The twice-yearly show, which wrapped up today, saw NurZahra roll out its autumn/winter collection “Layers of Fidelity,” turning the modest hijab into sophisticated fashion.

the meaning of the labels name itself stands for a “ luminous light” in Arabic.
“The modest hijab is not actually a restriction” in fashion, designer Windri Widiesta Dhari told reporters after her stylish designs hit the catwalk.

It’s how you cover yourself and look more elegant in a way that has a loose fit.”
But Dhari sees the traditional scarf as not just a modesty covering, but also a stylish, comfortable accessory.

“We want to inspire people to think that wearing hijab is not something difficult, and could be worn by anyone,” she said.

Her collection also bucks a contemporary design trend for simplicity and minimalism.Blending cotton or silk into her hijab, she includes natural dye prints that rely on a traditional Japanese tie-dye technique called shibori and the Indonesian batik method.

With patterns ranging from mini mandalas to Turkish geometrics, Dhari plays with multiple layers of fabric to freely shape her silhouettes. Another eye-catching element of the collection was a hat that spreads wide in the back, a throwback to the sixties with elements resembling a long-ago royal head piece.
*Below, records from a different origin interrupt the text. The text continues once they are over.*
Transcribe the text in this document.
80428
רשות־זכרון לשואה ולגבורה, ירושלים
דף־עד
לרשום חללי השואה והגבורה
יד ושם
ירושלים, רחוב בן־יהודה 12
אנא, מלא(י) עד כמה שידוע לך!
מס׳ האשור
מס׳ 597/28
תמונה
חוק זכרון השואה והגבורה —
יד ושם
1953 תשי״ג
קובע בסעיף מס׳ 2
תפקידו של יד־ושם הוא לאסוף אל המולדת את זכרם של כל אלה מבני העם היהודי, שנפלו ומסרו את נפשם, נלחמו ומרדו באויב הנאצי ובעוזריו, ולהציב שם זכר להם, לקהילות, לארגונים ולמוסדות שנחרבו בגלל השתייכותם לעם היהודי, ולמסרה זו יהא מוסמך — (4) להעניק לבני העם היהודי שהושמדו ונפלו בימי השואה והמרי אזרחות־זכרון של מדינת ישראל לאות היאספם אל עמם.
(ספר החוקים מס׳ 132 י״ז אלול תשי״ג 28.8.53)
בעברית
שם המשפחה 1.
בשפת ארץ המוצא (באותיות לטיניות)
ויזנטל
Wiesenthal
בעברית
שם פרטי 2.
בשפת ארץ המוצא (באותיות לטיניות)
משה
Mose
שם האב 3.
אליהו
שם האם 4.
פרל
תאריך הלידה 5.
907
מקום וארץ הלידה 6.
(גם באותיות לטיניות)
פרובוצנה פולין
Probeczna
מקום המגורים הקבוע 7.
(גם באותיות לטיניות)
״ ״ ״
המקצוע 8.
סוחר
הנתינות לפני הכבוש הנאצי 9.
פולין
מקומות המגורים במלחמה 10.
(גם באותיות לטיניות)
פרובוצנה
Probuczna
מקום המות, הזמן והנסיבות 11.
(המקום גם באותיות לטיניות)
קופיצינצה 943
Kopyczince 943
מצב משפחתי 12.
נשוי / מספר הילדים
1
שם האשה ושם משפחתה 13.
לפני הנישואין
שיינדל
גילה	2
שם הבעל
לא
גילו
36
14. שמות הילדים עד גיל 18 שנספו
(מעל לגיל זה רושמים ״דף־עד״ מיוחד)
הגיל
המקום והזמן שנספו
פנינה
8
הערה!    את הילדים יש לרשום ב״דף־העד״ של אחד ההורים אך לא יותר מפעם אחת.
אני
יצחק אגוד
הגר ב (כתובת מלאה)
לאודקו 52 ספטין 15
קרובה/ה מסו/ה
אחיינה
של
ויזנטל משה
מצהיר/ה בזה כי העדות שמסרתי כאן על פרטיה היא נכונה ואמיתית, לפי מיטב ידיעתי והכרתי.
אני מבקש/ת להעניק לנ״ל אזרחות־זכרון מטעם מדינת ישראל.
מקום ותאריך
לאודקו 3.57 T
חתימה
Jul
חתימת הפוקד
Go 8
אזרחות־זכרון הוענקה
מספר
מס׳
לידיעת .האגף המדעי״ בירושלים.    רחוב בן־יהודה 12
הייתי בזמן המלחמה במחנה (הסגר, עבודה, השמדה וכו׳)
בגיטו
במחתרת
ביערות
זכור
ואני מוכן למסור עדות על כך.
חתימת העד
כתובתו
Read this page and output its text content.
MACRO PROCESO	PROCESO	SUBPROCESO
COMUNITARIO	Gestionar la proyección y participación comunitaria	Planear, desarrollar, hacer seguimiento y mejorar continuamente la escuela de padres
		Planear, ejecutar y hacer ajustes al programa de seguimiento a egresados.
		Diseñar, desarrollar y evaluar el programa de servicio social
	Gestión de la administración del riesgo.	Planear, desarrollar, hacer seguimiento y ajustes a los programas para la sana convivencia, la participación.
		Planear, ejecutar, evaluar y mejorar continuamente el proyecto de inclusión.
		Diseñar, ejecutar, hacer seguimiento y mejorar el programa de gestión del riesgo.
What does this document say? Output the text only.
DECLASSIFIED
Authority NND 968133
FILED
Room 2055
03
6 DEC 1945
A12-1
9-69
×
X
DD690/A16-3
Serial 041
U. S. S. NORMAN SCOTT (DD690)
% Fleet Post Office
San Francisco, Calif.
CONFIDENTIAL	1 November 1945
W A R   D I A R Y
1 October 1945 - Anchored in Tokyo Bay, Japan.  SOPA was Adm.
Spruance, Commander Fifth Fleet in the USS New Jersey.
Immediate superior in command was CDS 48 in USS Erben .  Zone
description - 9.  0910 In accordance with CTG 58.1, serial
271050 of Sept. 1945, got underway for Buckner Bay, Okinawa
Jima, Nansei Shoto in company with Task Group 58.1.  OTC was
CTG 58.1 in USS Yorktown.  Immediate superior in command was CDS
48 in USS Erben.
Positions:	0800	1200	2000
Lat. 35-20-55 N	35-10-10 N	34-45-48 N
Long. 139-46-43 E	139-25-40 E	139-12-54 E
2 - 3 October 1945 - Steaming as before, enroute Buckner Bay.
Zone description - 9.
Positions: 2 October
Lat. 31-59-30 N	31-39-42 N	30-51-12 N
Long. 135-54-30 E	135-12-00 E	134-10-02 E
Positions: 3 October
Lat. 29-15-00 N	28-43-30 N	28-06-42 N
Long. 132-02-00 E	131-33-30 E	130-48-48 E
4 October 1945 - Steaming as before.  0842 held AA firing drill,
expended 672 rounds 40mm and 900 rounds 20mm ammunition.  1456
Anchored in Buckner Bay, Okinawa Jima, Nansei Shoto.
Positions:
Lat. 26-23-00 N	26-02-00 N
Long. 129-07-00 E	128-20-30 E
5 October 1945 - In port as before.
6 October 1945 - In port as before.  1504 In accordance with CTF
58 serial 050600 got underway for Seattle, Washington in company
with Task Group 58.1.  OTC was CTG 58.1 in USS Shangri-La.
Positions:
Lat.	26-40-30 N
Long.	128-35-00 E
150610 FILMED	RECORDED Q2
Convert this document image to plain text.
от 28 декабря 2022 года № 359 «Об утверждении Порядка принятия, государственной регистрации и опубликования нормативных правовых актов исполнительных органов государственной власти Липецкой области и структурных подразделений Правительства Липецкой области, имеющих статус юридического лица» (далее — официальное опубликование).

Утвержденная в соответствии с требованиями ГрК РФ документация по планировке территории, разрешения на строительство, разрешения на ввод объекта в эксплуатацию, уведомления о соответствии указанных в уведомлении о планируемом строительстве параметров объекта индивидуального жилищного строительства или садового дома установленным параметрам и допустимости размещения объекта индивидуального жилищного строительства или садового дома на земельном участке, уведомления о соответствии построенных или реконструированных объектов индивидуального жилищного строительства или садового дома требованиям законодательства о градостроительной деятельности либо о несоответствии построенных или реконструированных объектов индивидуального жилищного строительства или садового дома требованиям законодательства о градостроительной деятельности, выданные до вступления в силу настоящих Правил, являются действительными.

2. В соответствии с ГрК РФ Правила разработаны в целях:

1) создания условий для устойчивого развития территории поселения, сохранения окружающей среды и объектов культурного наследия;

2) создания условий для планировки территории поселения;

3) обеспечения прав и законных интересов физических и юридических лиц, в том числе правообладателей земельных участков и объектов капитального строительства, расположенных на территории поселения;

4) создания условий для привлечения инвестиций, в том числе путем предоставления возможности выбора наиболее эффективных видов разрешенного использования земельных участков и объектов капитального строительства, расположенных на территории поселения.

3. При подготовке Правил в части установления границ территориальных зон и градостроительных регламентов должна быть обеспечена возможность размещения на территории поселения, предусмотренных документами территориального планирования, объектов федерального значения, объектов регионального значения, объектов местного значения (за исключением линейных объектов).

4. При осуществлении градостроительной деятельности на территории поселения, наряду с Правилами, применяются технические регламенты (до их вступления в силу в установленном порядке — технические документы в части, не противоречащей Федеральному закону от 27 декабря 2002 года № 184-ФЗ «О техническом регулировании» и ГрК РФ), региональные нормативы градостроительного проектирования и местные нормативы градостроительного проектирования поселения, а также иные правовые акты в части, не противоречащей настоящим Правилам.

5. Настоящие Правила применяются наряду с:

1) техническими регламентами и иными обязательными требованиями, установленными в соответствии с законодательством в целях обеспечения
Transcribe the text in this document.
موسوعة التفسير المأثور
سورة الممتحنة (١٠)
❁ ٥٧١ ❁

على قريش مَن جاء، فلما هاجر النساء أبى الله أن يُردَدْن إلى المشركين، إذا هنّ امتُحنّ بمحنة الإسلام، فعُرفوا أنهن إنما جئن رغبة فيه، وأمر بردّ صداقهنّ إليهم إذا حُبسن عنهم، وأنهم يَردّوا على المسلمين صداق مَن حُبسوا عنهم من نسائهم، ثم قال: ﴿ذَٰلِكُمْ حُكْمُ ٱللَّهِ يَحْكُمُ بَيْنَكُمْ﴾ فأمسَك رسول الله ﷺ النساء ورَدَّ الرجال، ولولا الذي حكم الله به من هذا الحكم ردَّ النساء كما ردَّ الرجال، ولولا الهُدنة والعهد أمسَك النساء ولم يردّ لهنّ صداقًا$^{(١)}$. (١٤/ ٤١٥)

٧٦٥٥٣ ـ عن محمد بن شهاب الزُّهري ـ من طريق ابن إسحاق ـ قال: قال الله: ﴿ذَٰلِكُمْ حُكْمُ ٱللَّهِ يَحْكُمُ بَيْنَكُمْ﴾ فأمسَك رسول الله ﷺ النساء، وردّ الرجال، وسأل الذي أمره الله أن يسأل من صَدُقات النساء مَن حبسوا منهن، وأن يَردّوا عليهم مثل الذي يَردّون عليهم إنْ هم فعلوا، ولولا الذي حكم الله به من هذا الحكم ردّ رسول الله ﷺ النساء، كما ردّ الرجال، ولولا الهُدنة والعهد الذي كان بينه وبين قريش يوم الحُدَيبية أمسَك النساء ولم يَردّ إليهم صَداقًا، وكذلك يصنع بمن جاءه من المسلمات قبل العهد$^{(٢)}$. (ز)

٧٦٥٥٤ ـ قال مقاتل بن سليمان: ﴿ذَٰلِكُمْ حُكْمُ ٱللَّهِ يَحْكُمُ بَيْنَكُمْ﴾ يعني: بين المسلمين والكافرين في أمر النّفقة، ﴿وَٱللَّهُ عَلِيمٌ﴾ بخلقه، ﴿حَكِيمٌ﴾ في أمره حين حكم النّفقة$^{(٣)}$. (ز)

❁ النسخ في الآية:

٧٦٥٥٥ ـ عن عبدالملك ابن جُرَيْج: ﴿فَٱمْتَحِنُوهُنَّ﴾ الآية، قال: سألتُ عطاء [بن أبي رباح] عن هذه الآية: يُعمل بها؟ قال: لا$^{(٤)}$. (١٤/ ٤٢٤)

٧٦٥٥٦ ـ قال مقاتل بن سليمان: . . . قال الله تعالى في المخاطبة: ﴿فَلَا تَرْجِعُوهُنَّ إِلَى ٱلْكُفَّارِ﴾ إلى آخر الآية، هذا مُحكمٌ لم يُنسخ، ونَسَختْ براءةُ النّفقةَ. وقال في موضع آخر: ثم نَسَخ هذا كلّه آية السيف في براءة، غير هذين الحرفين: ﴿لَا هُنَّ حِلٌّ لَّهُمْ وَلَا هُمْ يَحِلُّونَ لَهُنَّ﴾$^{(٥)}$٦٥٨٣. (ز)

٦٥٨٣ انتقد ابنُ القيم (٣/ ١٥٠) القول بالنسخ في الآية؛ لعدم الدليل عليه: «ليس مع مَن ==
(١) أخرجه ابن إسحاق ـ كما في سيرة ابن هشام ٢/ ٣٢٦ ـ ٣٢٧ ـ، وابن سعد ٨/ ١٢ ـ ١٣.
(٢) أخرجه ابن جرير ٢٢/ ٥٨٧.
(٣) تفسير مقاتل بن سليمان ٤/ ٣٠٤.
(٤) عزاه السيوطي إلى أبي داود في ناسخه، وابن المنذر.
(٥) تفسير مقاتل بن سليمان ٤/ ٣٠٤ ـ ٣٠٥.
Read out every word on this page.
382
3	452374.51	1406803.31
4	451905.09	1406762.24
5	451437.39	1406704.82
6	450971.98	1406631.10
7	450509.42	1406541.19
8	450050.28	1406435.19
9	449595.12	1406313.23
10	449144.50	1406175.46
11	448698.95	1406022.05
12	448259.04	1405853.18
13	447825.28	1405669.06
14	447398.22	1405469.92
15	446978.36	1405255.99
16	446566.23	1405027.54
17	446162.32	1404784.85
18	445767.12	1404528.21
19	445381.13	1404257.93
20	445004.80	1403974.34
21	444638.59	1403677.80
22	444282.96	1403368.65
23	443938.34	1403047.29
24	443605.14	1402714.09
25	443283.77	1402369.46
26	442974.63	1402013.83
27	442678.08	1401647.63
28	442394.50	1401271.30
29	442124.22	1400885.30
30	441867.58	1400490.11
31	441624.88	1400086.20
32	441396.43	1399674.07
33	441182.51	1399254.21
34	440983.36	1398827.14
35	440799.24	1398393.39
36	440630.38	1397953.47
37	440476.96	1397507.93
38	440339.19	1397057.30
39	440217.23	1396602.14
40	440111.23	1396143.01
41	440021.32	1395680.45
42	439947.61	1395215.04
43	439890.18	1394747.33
“The concept of the hat was actually inspired by the style in one from 1963,” Dhari said. “I was looking for vintage hats that could be used to cover your hair and also your neck.

“I used that inspiration and then mixed it with a traditional ethnic concept, so it becomes something very unique.”

Tokyo certainly ended on a high note portraying fashion has no limitation and just how much there is to explore. Fashion designers including NurZahra, breathed this vibe and showcased there efforts to make a statement.

Captured in focus the evolution of the Hijab

British artist Sara Shamsavari proves how the hijab is far from oppressing for Muslim women in her latest photo series. She explores the hijab as an artistic fashionable and creative expression, bringing a fresh perspective to the discourse surrounding it.

Shamsavari, who is a non-Muslim of Iranian descent, wants to challenge stereotypes and invite engagement in the presence of the hijab. She wants her project to discuss the hijab “beyond differences.” She adds “a person should have the right to choose their expression and it seems this group of people are targeted with a lot of prejudice and abuse in the west.”

Shamsavari’s London based photo series proves the hijab and fashion are not mutually exclusive in fact, Muslim women can use it to express themselves in a way most fashion bloggers can’t.

She states the photo series was inspired by her own experience growing up in London in the 80s and 90s. Despite her blue eyes and fair skin, Shamsavari’s Iranian background meant she became accustomed to name calling. Yet this prejudice only fed her desire to focus on what she calls “uncelebrated communities” in her work.

She said,“With all depictions of ethnic minorities there is too much negativity and too many clichés and stereotypes. I wanted to do something that was the opposite.”